Pertanyaan mendasar yang timbul: dapatkah keputusan atas kematian dan kehidupan diserahkan kepada mesin? Dapatkah Sistem Senjata Otonom berfungsi dalam cara yang benar dan “etis”? Apakah mesin mampu bertindak sesuai dengan hukum kemanusiaan atau hak asasi manusia internasional?
Mengingat sebagian besar konflik bersenjata saat ini adalah konflik tanpa batas yang jelas antara berbagai kelompok bersenjata dan warga sipil, patut dipertanyakan bagaimana robot dapat secara efektif diprogram untuk menghindari korban sipil ketika manusia sendiri masih menghadapi kesulitan untuk mengatasi dilema ini. Serangan militer tidak bisa dilakukan bila berisiko menyebabkan kerusakan sipil dengan proporsional tinggi.
Sistem Senjata Otonom akan bertindak mengikuti suatu "kecerdasan buatan" yang pada dasarnya diciptakan lewat perhitungan aritmetika dan pemrograman robot.
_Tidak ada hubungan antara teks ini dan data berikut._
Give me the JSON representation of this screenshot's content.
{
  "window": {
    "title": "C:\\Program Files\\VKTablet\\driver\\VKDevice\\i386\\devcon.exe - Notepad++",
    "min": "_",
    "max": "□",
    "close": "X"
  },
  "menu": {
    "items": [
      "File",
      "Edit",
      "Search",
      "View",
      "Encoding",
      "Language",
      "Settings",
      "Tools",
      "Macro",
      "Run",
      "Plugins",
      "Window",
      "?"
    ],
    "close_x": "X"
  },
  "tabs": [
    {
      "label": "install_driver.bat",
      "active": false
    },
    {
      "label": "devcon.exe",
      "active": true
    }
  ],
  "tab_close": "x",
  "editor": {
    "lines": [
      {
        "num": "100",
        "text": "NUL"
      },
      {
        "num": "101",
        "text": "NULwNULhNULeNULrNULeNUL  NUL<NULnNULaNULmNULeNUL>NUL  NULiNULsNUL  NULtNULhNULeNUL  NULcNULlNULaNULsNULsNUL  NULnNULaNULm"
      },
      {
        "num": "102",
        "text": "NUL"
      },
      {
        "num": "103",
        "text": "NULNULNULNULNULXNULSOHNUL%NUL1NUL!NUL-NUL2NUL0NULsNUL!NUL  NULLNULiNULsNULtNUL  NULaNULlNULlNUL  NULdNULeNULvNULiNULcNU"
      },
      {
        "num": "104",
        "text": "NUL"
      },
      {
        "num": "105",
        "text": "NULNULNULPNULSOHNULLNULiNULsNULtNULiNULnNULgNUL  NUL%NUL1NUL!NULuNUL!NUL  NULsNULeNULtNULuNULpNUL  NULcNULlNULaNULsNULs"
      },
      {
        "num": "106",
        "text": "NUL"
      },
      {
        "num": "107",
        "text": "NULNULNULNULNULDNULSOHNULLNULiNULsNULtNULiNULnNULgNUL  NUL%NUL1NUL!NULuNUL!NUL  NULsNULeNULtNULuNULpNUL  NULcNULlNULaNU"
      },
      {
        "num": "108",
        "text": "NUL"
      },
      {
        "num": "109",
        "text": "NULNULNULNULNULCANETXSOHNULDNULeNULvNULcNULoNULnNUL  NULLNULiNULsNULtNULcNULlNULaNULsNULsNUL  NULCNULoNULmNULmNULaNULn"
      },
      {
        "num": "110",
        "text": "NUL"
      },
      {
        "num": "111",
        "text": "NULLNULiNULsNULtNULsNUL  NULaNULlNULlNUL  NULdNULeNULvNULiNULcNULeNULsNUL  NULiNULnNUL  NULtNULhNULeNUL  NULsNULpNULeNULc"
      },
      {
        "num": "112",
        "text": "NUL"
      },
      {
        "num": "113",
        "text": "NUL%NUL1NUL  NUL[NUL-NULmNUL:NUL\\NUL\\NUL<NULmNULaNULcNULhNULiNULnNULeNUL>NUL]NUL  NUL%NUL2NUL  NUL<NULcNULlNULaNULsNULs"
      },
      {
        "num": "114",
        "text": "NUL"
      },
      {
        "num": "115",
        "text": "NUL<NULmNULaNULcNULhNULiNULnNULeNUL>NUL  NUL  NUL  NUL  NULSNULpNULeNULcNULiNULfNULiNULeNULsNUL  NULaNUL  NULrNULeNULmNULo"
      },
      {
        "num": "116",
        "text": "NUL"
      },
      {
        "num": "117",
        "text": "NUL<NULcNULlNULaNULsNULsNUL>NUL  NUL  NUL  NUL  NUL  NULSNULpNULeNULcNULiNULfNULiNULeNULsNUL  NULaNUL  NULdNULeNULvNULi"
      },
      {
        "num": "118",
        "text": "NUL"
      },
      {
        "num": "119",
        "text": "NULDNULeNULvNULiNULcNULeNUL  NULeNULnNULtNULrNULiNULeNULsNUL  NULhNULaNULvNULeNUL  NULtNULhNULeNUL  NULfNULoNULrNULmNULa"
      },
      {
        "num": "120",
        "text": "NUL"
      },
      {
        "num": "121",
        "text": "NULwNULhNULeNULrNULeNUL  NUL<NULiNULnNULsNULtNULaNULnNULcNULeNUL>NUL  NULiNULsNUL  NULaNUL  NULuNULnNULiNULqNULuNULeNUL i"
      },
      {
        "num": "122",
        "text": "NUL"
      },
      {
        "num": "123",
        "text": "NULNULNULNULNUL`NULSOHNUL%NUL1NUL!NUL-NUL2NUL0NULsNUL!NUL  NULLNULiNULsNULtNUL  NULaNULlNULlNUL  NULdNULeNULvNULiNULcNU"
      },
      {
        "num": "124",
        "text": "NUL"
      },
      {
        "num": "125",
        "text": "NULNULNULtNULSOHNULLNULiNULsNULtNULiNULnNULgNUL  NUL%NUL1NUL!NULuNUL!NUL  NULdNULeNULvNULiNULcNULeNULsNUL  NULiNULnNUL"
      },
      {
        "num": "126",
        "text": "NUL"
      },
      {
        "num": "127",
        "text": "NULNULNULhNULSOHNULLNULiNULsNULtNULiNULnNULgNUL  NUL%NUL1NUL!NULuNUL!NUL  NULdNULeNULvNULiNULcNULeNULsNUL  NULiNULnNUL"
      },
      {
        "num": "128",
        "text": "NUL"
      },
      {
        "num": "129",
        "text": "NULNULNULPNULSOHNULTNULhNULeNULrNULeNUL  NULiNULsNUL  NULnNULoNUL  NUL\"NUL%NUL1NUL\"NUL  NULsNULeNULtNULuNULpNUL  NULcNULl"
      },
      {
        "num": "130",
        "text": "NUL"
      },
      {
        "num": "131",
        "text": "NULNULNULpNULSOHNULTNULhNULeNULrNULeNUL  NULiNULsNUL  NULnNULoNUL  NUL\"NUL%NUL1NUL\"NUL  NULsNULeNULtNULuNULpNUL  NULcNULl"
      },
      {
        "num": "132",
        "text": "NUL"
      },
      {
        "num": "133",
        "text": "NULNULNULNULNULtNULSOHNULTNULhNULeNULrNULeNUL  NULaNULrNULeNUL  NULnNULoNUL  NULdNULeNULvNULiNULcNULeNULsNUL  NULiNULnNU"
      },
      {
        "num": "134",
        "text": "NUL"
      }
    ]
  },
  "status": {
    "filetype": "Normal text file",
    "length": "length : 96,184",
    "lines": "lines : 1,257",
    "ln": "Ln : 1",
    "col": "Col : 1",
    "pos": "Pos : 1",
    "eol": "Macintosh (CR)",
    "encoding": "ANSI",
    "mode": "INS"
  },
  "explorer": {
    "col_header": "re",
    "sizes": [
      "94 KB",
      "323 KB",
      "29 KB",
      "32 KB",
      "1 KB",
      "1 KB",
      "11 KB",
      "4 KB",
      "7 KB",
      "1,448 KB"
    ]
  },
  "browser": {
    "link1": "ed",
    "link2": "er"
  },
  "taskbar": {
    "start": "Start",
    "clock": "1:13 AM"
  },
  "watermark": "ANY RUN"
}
Jelas diragukan bahwa teknologi berpikir sistem robot perang saat ini mampu membuat keputusan tersebut.
Sampai saat ini masih sulit untuk fitur “perasaan” atau penilaian manusia, agar bisa bertanggung jawab dan tunduk mematuhi aturan-aturan dan norma-norma. Penggunaan kecerdasan buatan dalam konflik bersenjata yang akan menjadi tantangan mendasar bagi perlindungan warga sipil sesuai dengan hak asasi manusia internasional dan hukum humaniter.
Dan inilah kelemahan terbesar sistem robotika perang, ketidakmampuan untuk mengakomodasi kondisi di luar standar, yang bakal memerlukan intuisi dan mengambil keputusan—tentang yang baik dan jelek, salah dan benar, tepat dan tidak tepat.